[144] CoStar Group Inc SEC Filing
CoStar Group Inc (CSGP) Form 144 summary: This Form 144 notifies a proposed sale of 25,000 shares of CoStar common stock through Morgan Stanley Smith Barney, scheduled approximately 08/28/2025, with an aggregate market value listed as $2,258,225.00 and total outstanding shares of 423,650,362.
The filing identifies the seller as Frederick Saint and discloses prior sales by the same person of 25,000 shares on 07/28/2025 for $2,330,827.51 and 25,000 shares on 06/11/2025 for $2,027,382.51. Acquisition details show the shares being sold were originally received as restricted stock on multiple dates in 2021 and 2022.
- Disclosure completeness: Filing lists broker, number of shares, aggregate market value, outstanding shares, and acquisition history.
- Prior sales documented: Shares sold on 06/11/2025 and 07/28/2025 are disclosed with gross proceeds, supporting transparency.
- Insider selling concentration: The filer sold or plans to sell 75,000 shares within a three-month window (25,000 each in June, July, August 2025).
- No 10b5-1 plan details provided: The filing does not state a trading-plan adoption date or provide specific trading-plan terms.
Insights
TL;DR Insider Frederick Saint plans to sell 25,000 CSGP shares; similar sized sales occurred in June and July 2025.
The filing is a routine Form 144 disclosure showing an insider sale through a broker with clear acquisition history (restricted stock grants from 2021–2022). The transaction size (25,000 shares) is small relative to the issuer's outstanding shares (423.65 million), suggesting limited direct dilution or immediate market impact. However, three recent sales of equal size in a three-month span total 75,000 shares, which is relevant for monitoring insider selling patterns.
TL;DR The Form 144 appears complete for Rule 144 disclosure; acquisitions and prior sales are documented.

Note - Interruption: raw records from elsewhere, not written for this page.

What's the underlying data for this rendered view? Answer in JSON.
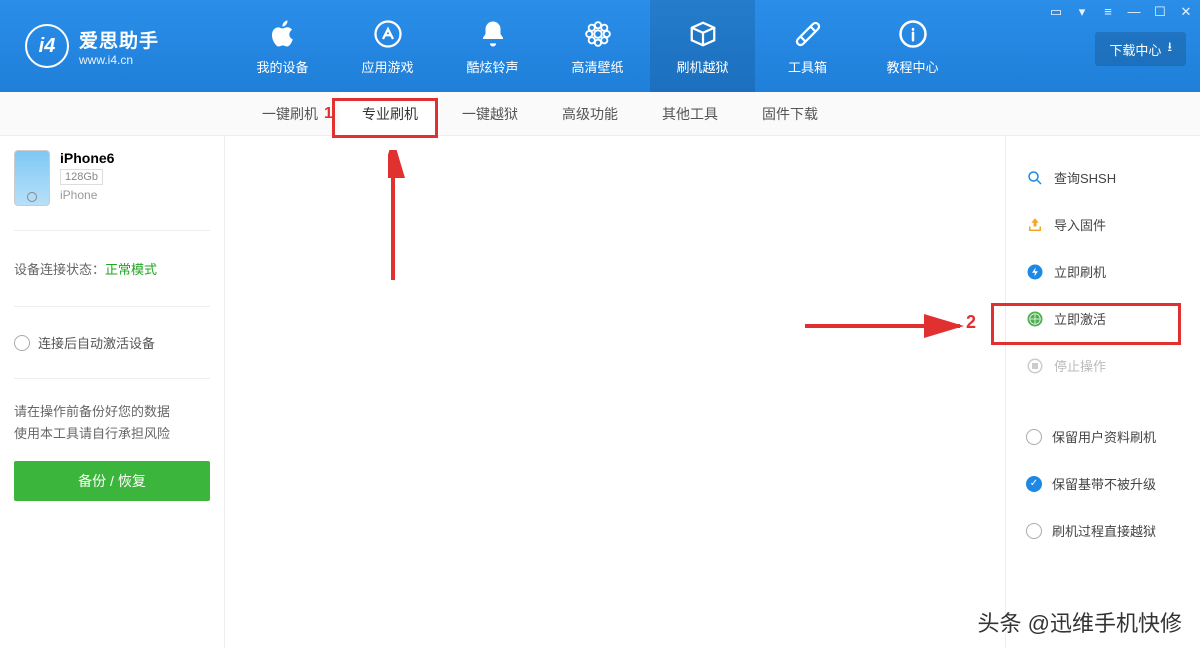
{
  "app": {
    "name_cn": "爱思助手",
    "name_en": "www.i4.cn",
    "logo_text": "i4"
  },
  "window_controls": {
    "download_center": "下载中心"
  },
  "nav": [
    {
      "label": "我的设备",
      "icon": "apple-icon"
    },
    {
      "label": "应用游戏",
      "icon": "appstore-icon"
    },
    {
      "label": "酷炫铃声",
      "icon": "bell-icon"
    },
    {
      "label": "高清壁纸",
      "icon": "flower-icon"
    },
    {
      "label": "刷机越狱",
      "icon": "box-icon",
      "active": true
    },
    {
      "label": "工具箱",
      "icon": "tools-icon"
    },
    {
      "label": "教程中心",
      "icon": "info-icon"
    }
  ],
  "tabs": [
    {
      "label": "一键刷机"
    },
    {
      "label": "专业刷机",
      "selected": true,
      "marker": "1"
    },
    {
      "label": "一键越狱"
    },
    {
      "label": "高级功能"
    },
    {
      "label": "其他工具"
    },
    {
      "label": "固件下载"
    }
  ],
  "device": {
    "name": "iPhone6",
    "capacity": "128Gb",
    "type": "iPhone"
  },
  "sidebar": {
    "status_label": "设备连接状态：",
    "status_mode": "正常模式",
    "activate_label": "连接后自动激活设备",
    "note_line1": "请在操作前备份好您的数据",
    "note_line2": "使用本工具请自行承担风险",
    "backup_button": "备份 / 恢复"
  },
  "right_panel": {
    "items": [
      {
        "label": "查询SHSH",
        "icon": "search-icon",
        "color": "#1e88e5"
      },
      {
        "label": "导入固件",
        "icon": "import-icon",
        "color": "#f5a623"
      },
      {
        "label": "立即刷机",
        "icon": "flash-icon",
        "color": "#1e88e5"
      },
      {
        "label": "立即激活",
        "icon": "activate-icon",
        "color": "#4caf50",
        "marker": "2"
      },
      {
        "label": "停止操作",
        "icon": "stop-icon",
        "disabled": true
      }
    ],
    "options": [
      {
        "label": "保留用户资料刷机",
        "checked": false
      },
      {
        "label": "保留基带不被升级",
        "checked": true
      },
      {
        "label": "刷机过程直接越狱",
        "checked": false
      }
    ]
  },
  "watermark": "头条 @迅维手机快修"
}
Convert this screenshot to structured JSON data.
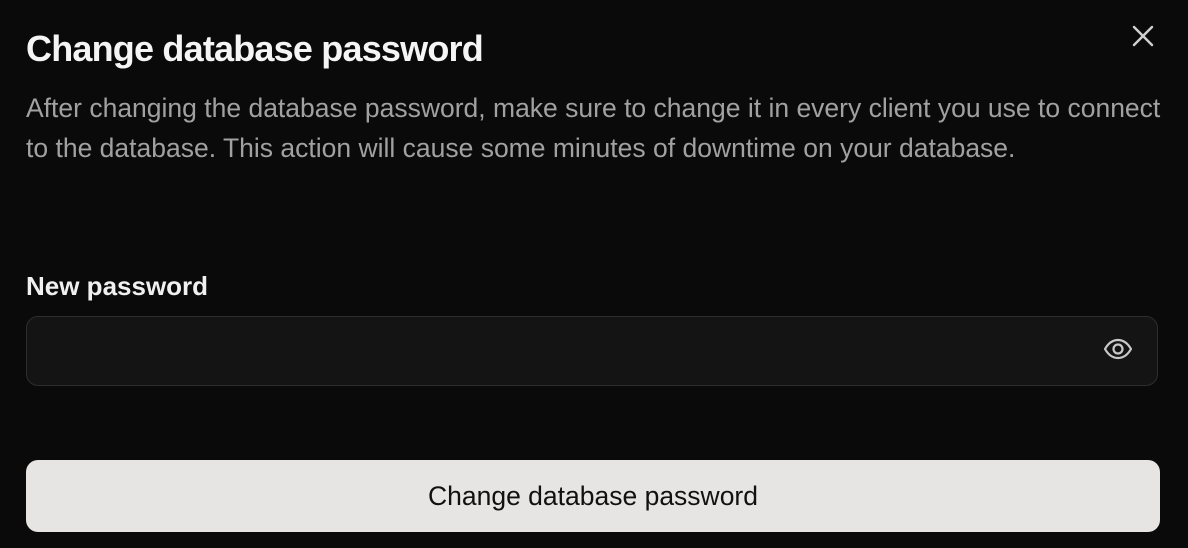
{
  "dialog": {
    "title": "Change database password",
    "description": "After changing the database password, make sure to change it in every client you use to connect to the database. This action will cause some minutes of downtime on your database.",
    "close_icon": "close-icon",
    "password_field": {
      "label": "New password",
      "value": "",
      "placeholder": "",
      "toggle_icon": "eye-icon"
    },
    "submit_label": "Change database password"
  },
  "colors": {
    "background": "#0a0a0a",
    "title_text": "#f5f5f5",
    "muted_text": "#a1a1a1",
    "input_background": "#141414",
    "input_border": "#2e2e2e",
    "button_background": "#e6e5e3",
    "button_text": "#111111"
  }
}
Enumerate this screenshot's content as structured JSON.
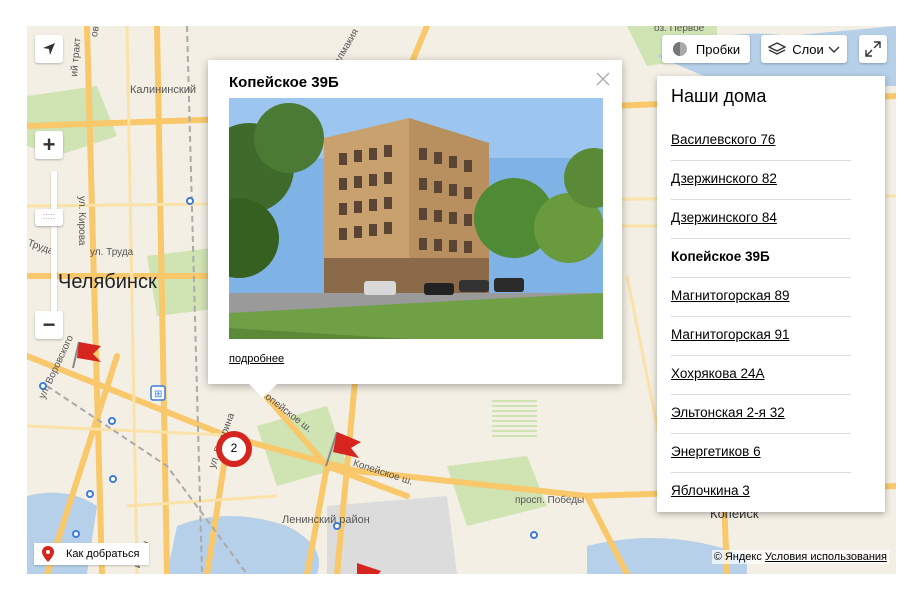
{
  "map": {
    "labels": {
      "city": "Челябинск",
      "district": "Ленинский район",
      "kopeysk": "Копейск",
      "kalininsky": "Калининский",
      "st_kirova": "ул. Кирова",
      "st_truda": "ул. Труда",
      "truda2": "Труда",
      "st_vorovskogo": "ул. Воровского",
      "st_gagarina": "ул. Гагарина",
      "kopeyskoe_sh1": "Копейское ш.",
      "kopeyskoe_sh2": "Копейское ш.",
      "prosp_pobedy": "просп. Победы",
      "oz_pervoe": "оз. Первое",
      "traktor": "ий тракт",
      "kalmakova": "алмакия",
      "ovskogo": "овского",
      "midian": "идиан"
    },
    "cluster_count": "2",
    "colors": {
      "road": "#f9c86a",
      "marker_red": "#d6241e",
      "water": "#b5d0e8",
      "park": "#cfe3b3"
    }
  },
  "controls": {
    "traffic_label": "Пробки",
    "layers_label": "Слои",
    "locate_icon": "arrow-locate-icon",
    "zoom_in": "+",
    "zoom_out": "−",
    "zoom_handle": ":::::"
  },
  "popup": {
    "title": "Копейское 39Б",
    "more_link": "подробнее"
  },
  "panel": {
    "title": "Наши дома",
    "items": [
      "Василевского 76",
      "Дзержинского 82",
      "Дзержинского 84",
      "Копейское 39Б",
      "Магнитогорская 89",
      "Магнитогорская 91",
      "Хохрякова 24А",
      "Эльтонская 2-я 32",
      "Энергетиков 6",
      "Яблочкина 3"
    ],
    "active_index": 3
  },
  "footer": {
    "route_label": "Как добраться",
    "copyright": "© Яндекс",
    "terms_link": "Условия использования"
  }
}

The notice includes required acquisition details (dates, restricted stock origin, amounts) and prior sales in the past three months, supporting regulatory transparency. The seller certifies no undisclosed material adverse information. The filing does not indicate any trading plan adoption date or other 10b5-1 specifics, so compliance context is limited to the statements provided.